We chit chat. He updates me on Jack’s affairs and the illegitimate children that he is sprinkling all over town (all girls); we order our appetizers and lunch, and I am getting the feeling that there is something more pressing on Andy’s mind, but I am in no hurry to bring it out of him. I am too busy taking in the room, the attentive service, the formality in the air that hasn’t existed anywhere I have been lately. I find it exciting and don’t want to lose the moment, but by the time we have finished our appetizers, Andy broaches the subject he has been dancing around.

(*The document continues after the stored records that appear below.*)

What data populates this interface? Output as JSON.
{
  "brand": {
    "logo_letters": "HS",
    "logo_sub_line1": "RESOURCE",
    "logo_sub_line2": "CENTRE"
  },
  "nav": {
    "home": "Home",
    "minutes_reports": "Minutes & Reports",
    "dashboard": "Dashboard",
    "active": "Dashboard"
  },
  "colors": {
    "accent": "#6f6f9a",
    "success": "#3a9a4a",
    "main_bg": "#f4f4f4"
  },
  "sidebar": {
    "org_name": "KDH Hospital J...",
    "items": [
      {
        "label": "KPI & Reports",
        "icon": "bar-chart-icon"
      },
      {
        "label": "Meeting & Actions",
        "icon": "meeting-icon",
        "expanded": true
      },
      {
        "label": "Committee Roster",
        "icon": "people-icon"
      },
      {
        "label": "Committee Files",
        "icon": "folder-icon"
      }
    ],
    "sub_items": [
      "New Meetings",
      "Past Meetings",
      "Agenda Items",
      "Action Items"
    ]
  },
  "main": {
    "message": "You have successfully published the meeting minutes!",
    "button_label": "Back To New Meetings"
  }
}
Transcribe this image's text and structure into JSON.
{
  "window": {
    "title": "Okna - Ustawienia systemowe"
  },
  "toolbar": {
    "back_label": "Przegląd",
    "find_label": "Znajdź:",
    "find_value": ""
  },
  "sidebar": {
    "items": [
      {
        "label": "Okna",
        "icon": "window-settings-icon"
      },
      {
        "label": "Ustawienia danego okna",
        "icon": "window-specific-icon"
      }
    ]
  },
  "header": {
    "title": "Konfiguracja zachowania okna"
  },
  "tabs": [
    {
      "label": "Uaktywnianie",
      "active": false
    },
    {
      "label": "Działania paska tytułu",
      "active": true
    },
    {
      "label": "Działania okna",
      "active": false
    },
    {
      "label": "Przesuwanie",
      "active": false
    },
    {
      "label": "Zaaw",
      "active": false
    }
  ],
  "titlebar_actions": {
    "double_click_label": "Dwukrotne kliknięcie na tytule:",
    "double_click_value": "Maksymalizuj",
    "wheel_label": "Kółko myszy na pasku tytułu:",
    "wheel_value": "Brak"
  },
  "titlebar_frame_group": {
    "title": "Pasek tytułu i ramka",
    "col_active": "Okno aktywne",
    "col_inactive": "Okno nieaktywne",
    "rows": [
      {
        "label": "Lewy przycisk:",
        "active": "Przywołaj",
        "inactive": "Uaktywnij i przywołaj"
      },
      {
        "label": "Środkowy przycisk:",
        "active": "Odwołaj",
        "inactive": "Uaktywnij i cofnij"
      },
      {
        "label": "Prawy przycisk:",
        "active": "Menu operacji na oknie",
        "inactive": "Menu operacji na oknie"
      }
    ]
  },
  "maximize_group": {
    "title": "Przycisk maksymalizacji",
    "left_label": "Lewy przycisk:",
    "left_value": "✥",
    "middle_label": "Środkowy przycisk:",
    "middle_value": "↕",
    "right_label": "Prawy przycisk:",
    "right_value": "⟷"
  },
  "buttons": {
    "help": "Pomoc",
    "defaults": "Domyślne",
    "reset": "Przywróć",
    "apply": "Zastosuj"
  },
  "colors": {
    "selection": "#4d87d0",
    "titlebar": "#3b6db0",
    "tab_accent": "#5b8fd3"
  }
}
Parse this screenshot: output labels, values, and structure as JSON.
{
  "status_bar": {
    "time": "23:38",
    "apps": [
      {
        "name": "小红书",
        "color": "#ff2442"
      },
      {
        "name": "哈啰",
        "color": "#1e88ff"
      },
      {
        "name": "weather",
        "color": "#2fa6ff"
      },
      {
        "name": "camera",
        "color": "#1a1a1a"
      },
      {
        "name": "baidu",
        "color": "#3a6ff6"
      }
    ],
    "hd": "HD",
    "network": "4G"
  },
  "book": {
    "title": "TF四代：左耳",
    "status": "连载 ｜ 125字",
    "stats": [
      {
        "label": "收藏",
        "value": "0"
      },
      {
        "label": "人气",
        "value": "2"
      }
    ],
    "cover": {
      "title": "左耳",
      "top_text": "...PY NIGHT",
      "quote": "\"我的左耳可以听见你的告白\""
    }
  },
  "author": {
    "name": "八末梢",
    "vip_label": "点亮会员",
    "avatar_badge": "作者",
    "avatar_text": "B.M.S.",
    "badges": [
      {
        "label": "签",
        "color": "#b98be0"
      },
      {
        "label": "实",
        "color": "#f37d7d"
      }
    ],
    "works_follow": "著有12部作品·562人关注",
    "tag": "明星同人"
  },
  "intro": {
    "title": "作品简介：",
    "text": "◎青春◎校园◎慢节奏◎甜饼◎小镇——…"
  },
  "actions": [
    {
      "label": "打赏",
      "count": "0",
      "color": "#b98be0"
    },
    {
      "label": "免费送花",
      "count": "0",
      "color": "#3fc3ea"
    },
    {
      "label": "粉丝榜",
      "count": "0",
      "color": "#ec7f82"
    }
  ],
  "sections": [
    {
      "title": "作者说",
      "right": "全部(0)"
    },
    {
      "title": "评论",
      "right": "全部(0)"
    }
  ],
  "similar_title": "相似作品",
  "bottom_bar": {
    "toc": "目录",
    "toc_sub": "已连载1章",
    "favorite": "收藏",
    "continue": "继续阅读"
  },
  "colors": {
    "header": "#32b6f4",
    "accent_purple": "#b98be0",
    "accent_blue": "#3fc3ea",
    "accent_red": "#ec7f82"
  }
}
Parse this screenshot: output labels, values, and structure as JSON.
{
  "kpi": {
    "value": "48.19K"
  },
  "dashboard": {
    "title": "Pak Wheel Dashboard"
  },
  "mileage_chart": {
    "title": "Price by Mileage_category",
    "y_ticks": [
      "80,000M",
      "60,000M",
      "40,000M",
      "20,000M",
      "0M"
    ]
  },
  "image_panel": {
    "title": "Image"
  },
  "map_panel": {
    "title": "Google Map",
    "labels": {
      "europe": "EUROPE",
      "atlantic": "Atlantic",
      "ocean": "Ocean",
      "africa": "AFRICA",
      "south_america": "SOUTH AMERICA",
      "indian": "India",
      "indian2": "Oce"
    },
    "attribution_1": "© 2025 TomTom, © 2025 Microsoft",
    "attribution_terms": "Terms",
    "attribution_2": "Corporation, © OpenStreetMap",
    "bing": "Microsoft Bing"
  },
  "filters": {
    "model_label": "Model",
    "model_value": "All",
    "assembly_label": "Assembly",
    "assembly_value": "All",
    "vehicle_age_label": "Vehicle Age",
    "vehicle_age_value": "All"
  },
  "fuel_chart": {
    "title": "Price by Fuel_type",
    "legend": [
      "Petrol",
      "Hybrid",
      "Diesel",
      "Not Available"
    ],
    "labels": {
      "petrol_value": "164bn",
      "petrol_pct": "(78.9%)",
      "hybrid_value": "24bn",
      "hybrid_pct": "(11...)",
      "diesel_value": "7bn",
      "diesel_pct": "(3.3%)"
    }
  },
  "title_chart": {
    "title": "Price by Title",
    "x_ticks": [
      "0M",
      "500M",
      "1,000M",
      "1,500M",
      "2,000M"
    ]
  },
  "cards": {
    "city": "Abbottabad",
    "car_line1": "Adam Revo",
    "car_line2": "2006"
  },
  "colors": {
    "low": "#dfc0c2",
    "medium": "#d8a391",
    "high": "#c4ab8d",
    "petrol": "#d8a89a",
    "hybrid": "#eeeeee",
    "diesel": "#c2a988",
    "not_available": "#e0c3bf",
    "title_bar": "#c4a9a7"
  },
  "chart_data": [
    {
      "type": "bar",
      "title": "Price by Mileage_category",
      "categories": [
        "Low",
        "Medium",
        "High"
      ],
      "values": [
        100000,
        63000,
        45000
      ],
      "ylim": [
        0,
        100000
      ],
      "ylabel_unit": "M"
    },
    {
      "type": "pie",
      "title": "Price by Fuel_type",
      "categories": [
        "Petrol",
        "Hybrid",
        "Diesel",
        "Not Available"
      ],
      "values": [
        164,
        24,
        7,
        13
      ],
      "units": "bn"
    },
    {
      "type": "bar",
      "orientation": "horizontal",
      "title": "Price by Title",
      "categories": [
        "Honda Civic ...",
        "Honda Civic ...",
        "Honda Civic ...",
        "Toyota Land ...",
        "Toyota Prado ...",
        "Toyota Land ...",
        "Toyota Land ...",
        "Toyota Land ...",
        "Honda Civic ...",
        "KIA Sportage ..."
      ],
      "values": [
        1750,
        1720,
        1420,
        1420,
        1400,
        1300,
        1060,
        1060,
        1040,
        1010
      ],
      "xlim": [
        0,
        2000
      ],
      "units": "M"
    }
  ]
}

“Laura tells me you don’t want to go to the grave,” he looks at me, brow furrowing in disapproval.

“What? So what if I don’t want to go?” I say to him, dismayed that this is the hidden agenda.

“Well, it’s just that…well it’s been so long for you, we thought you might want to go and…”

I just stare dead on at him. “Look at you, Andy. That man made your life a living hell. The real question is why would you want to go to his grave.”

He slowly wipes his lips with the linen napkin. He takes a thoughtful sip of his cocktail and pauses to look into my eyes. He speaks very deliberately, “I have forgiven him all, Constance.” Then he calmly picks up his fork and begins eating again.

World stops. I have forgiven him all, Constance. Why does that simple statement fall like an iron curtain around my very soul? I have forgiven him all.

“Good for you,” I make myself say.

Our entree arrives, and we eat in silence. I carry on a full length conversation in my head that goes something like this: “You do what you set out to do, Constance, ignore the rest. Laura and Andy so forgiving? I have forgiven him all, he says. It’s as if, even in death, my Father’s colossal presence still straddles their lives. How convenient to look back in blindness. Forgive him indeed. Better to forget and get on with your life.”